Dava, trafik kazası sonucu mağdur olan bir çocuğun kalıcı iş göremezlik nedeniyle maddi tazminat talebine ilişkindir. Mahkeme, çalışma gücü kaybı yönetmeliği uyarınca yeniden alınan heyet raporunda, küçüğün maluliyet oranını %6,3 olarak belirlemiştir. Bu maluliyet oranına göre hazırlanan aktüerya bilirkişi raporunda, PMF 1931 yaşam tablosu ve progresif rant tekniği kullanılarak tazminat hesaplaması yapılmıştır. Raporlar davalı vekiline usulüne uygun şekilde tebliğ edilmiş, ancak hiçbir itirazda bulunulmamıştır. Yargıtay’ın Değerlendirmesi: Davalının sessiz kalması, usuli kazanılmış hak doğurmuştur. Raporlara itiraz edilmediği için, bu belgeler doğrultusunda verilen karar hukuka uygundur. Sonuç: Mahkemenin, itiraz edilmeyen heyet ve bilirkişi raporlarını esas alarak verdiği hüküm isabetli bulunmuş ve karar onanmıştır. Bu karar, raporlara itiraz edilmemesi halinde doğan usuli kazanılmış hakkın, yargılamada bağlayıcı sonuçlar doğuracağını açık biçimde ortaya koymaktadır.

DAVA:

Davacılar vekili dava dilekçesinde özetle; ... günü saat ... sıralarında Denizli ili, ... İlçesi ... mahallesinde meydana gelen trafik kazasında, sürücü ... sevk ve idaresindeki ... plakalı araç sürücüsünün ... Kavşağı istikametinden ... sokak istikametine seyir halinde iken DUR levhasına uymayarak ... sokak istikametindeki kavşağa girdiği esnada, ... sokak istikametinden ... sokak istikametine seyir halinde olan sürücü ... idaresindeki ... plakalı araca sol tarafından çarpması neticesinde ... plakalı araç içerisinde yolcu konumunda bulunan müvekkili çocuğun yaralandığını, kaza ile ilgili olarak Denizli C.Başsavcılığı tarafından soruşturma başlatıldığını, kazaya sebebiyet veren ... plakalı aracın kaza tarihinde davalı ... tarafından sigortalandığını, davacıya ödenmesi gereken işgücü kaybından doğan toplam 1.000,00 TL daimi ve geçici maluliyet (sakatlık) tazminatının temerrüt tarihinden itibaren işleyecek yasal faizi ile birlikte davalıdan tahsiline karar verilmesini istemiştir.

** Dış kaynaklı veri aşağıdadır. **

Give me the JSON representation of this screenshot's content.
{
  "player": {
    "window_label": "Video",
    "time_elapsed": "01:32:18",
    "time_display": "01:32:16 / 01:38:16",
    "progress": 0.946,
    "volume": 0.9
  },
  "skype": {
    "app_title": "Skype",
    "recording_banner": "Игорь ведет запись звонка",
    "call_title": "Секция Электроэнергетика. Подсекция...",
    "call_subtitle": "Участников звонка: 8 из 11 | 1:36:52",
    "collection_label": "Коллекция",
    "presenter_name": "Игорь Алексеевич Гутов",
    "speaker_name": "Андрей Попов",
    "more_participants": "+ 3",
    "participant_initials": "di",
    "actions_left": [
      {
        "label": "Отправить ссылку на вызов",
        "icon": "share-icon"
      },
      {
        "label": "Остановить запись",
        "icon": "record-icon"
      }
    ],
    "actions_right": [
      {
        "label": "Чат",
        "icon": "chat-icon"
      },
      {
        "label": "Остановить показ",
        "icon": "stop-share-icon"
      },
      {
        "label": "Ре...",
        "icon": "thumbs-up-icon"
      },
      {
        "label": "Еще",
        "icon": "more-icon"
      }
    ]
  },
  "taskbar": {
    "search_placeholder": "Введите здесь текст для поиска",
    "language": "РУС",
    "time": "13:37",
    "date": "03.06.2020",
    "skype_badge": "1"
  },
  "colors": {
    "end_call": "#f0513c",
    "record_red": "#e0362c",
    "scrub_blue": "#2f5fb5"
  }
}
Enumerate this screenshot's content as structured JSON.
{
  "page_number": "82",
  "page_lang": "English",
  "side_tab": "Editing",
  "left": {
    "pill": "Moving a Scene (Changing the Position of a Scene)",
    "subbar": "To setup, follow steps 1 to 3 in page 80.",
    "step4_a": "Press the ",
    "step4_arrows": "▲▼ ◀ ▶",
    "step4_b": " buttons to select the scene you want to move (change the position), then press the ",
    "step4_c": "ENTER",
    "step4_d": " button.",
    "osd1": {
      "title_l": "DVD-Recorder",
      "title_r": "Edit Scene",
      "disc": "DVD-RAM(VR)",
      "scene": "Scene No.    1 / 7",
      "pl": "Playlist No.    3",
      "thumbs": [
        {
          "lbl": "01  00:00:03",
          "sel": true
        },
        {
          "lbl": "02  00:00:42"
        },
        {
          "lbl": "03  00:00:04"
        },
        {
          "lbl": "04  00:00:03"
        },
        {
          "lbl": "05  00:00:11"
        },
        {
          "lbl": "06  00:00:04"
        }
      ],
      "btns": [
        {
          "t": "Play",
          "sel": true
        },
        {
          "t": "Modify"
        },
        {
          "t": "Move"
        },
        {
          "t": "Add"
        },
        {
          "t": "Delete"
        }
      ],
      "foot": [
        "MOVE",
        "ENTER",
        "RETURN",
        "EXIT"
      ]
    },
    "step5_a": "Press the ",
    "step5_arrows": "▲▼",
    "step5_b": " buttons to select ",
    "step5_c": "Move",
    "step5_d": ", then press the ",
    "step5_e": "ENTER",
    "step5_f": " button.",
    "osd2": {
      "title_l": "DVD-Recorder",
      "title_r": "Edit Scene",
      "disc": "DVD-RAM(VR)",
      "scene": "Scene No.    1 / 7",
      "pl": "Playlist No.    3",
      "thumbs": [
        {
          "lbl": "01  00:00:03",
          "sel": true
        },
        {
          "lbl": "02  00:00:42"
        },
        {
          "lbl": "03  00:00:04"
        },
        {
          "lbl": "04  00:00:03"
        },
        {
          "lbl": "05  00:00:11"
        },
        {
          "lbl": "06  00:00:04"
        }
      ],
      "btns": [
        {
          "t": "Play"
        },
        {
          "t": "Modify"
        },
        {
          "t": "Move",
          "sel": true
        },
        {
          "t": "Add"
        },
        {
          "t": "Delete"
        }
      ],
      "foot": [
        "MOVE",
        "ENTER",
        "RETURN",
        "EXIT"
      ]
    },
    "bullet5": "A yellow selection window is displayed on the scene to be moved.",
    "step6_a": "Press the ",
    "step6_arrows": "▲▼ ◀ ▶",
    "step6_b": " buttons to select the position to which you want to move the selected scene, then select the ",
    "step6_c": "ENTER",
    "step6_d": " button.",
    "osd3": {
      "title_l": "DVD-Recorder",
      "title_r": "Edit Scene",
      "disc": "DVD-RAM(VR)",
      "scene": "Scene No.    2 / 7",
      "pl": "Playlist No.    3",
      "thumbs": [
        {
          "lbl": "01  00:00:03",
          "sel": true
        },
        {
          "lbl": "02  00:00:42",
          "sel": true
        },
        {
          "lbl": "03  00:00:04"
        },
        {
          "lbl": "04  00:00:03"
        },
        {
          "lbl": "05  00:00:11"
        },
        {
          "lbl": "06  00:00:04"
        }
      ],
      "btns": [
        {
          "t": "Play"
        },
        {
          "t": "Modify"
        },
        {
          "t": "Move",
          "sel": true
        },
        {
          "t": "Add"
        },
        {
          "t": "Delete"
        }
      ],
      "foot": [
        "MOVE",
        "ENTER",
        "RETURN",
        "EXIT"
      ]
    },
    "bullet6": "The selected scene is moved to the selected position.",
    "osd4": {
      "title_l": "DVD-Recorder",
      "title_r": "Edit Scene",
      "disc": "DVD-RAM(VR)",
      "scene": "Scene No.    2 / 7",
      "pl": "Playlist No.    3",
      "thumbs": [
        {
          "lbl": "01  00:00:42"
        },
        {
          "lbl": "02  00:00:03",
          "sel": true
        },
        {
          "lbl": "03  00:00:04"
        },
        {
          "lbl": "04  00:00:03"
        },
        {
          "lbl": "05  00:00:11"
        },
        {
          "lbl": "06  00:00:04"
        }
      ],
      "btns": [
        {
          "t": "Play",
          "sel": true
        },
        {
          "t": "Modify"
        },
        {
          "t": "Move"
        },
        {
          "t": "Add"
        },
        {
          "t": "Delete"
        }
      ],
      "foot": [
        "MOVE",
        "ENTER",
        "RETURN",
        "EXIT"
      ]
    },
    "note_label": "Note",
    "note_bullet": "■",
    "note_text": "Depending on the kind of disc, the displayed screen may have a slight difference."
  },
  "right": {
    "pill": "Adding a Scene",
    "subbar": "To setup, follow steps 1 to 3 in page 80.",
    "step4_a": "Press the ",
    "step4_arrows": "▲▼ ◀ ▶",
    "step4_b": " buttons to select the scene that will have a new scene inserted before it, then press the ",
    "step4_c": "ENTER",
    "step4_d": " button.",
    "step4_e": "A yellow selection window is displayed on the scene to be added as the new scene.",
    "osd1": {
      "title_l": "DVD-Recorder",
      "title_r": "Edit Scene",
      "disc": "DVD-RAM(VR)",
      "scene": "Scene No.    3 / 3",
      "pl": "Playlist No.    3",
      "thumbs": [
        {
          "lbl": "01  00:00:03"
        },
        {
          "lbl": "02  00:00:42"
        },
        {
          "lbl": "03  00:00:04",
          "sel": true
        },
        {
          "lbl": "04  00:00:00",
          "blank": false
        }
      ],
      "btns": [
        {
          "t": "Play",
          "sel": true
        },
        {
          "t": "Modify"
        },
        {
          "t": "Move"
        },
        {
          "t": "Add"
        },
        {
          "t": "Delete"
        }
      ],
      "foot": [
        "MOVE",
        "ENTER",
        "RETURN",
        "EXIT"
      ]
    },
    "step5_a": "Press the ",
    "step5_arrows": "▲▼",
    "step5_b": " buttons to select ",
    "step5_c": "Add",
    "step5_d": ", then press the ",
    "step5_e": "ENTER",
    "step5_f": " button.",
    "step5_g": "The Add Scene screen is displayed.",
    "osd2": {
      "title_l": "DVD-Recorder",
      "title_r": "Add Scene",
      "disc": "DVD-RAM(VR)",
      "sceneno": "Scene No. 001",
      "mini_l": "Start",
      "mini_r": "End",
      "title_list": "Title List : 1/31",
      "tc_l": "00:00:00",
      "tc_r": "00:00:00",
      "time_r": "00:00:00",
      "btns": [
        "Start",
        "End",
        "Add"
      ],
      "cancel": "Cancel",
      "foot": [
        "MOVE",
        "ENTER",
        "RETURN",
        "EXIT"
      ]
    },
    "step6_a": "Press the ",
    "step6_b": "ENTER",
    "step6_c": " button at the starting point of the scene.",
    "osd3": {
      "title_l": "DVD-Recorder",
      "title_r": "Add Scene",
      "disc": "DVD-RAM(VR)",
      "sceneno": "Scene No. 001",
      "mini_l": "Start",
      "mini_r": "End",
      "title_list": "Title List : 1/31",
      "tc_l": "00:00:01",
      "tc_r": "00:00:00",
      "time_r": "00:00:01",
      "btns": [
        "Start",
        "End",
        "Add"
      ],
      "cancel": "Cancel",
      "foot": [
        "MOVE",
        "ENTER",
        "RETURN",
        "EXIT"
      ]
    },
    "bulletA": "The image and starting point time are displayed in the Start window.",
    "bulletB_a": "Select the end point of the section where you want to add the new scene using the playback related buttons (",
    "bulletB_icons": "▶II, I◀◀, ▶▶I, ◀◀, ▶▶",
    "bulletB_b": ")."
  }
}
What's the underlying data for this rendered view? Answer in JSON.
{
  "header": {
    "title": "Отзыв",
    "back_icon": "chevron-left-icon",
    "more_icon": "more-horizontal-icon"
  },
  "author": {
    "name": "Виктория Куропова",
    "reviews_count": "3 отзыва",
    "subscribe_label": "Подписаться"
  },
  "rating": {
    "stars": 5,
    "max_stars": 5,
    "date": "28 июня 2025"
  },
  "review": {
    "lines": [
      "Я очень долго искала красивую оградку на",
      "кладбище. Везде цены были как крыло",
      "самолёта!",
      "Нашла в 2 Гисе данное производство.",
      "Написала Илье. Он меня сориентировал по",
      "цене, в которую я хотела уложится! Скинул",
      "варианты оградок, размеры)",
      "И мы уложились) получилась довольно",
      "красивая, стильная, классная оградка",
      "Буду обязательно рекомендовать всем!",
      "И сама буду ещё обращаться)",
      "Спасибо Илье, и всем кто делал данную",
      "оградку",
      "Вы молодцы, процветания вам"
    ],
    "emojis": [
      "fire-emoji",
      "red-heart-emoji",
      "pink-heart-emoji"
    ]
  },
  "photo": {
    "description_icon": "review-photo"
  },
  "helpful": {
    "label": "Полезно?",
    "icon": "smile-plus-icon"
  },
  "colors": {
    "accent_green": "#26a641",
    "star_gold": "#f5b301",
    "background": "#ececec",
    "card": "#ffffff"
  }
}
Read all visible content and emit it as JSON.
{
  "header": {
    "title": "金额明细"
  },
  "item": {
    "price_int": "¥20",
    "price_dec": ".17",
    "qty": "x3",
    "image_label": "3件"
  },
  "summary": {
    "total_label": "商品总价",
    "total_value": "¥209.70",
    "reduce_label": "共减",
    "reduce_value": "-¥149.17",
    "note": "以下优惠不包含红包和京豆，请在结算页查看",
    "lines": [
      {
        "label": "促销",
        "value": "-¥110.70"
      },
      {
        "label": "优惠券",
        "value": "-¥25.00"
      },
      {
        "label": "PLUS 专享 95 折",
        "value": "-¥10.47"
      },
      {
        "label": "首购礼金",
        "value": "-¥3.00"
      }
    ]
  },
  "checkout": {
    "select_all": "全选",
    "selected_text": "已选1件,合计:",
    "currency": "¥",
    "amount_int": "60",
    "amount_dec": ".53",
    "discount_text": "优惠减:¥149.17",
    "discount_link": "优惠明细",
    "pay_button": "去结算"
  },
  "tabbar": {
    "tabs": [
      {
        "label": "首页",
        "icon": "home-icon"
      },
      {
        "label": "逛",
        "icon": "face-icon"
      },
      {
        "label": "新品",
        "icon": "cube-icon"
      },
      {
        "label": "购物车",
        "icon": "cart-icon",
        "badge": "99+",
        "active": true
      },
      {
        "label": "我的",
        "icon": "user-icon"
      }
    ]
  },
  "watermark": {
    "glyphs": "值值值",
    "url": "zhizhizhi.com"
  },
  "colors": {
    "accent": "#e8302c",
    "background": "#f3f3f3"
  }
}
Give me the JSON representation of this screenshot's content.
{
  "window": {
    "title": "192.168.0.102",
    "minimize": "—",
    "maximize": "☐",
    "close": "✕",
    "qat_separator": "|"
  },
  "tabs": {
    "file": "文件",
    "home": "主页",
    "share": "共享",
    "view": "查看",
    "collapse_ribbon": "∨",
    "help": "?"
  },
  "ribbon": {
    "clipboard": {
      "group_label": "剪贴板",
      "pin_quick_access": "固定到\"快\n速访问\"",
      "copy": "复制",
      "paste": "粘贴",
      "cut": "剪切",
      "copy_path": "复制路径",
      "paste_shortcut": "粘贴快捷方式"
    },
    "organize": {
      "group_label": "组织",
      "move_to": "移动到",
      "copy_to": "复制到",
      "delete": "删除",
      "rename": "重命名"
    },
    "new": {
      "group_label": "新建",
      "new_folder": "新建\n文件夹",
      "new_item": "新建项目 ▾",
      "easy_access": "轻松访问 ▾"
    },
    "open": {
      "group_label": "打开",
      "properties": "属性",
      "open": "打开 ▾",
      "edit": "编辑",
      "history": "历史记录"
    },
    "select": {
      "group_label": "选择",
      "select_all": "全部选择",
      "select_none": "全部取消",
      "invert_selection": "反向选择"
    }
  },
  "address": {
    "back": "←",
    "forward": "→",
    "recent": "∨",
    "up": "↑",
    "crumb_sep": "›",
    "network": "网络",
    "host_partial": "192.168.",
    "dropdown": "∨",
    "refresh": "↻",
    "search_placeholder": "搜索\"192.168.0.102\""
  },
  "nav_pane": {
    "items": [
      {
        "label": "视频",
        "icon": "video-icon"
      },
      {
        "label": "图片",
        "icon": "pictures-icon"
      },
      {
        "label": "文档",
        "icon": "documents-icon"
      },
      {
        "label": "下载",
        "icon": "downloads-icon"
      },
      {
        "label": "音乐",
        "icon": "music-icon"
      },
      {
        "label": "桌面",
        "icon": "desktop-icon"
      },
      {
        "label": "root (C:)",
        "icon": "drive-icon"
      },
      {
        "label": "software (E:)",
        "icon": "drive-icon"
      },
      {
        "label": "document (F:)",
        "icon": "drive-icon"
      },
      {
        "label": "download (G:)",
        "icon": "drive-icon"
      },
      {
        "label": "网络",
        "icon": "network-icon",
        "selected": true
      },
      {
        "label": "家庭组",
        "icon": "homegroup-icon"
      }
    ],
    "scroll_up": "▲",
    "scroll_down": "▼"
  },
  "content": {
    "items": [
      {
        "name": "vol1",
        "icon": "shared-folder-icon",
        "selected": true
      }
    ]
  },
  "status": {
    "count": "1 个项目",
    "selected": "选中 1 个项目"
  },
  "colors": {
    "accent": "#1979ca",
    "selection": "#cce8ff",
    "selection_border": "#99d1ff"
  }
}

Davacı vekili 04.06.2021 tarihli ıslah dilekçesi ile 500,00 TL kalıcı iş göremezlik taleplerini 136.209,58 TL artırarak 137.209,58 TL'nin temerrüt tarihinden itibaren işleyecek yasal faizi ile birlikte davalıdan tahsiline karar verilmesini istemiş ve ıslah harcını da yatırmıştır.

CEVAP:

Davalı vekili cevap dilekçesinde özetle; davacı tarafın davalı şirkete başvurusu esnasında gerekli belgeler ile başvurmadığını savunarak davanın reddini istemiştir.

İDM KARARININ ÖZETİ :

Mahkemece; "davanın kısmen kabulü ile 106.634,52 TL sürekli iş göremezlik tazminatının temerrüt tarihi olan 12/03/2019 tarihinden itibaren işleyecek yasal faizi ile birlikte davalıdan alınarak velayeten davacıya ödenmesine, geçici iş göremezlik tazminatı talebinin ve sürekli iş göremezlik tazminatına dair fazlaya ilişkin talebin reddine," şeklinde karar verilmiştir.

İSTİNAF NEDENLERİ :

Davalı vekili istinaf dilekçesinde özetle; davacı tarafın müvekkili şirkete başvuru esnasında gerekli olan tüm belgeleri ibraz etmediğini, 2918 sayılı kanunun 90, 97 ve 99. maddeleri kapsamında işlem yapılması gerektiğini, maluliyet tespitine ilişkin yargılama aşamasında tanzim edilen özürlülük ölçütü sınıflandırması ve özürlülere verilecek sağlık kurulu raporları hakkındaki yönetmelik hükümlerine göre düzenlenen rapor doğrultusunda karar verilmesi gerekirken çalışma gücü ve meslekte kazanma gücü kaybı oranı tespit işlemleri yönetmeliği esas alınarak karar verilmiş olmasının hatalı olduğunu, bilirkişi raporundaki sigortalı araç sürücüsü hakkındaki kusur tespitinin tamamen bilirkişinin yorumundan ibaret olup, hatalı olduğunu, hesaplanan tazminattan hatır taşıması tenzili yapılmadığını, yargılama aşamasında doğru ceza dosyasının getirtilmediğini ve eksik veriler üzerinden hüküm kurulduğunu, davayı kabul anlamına gelmemek kaydıyla, müvekkili temerrüde düşmediğinden aleyhlerine hüküm kurulsa dahi faiz işletilmemesi ile yargılama gideri ve vekalet ücretinden müvekkili şirketin sorumlu tutulmasının hakkaniyete aykırı olduğunu ileri sürerek ilk derece mahkemesi kararının kaldırılmasını istemiştir.

G E R E K Ç E

Duruşma açılmasını gerektiren sebep bulunmadığından HMK'nın 353. Ve 355. Maddeleri gereğince inceleme ve müzakereler kamu düzeni ve istinaf nedenleriyle sınırlı biçimde dosya üzerinden yürütülmüştür.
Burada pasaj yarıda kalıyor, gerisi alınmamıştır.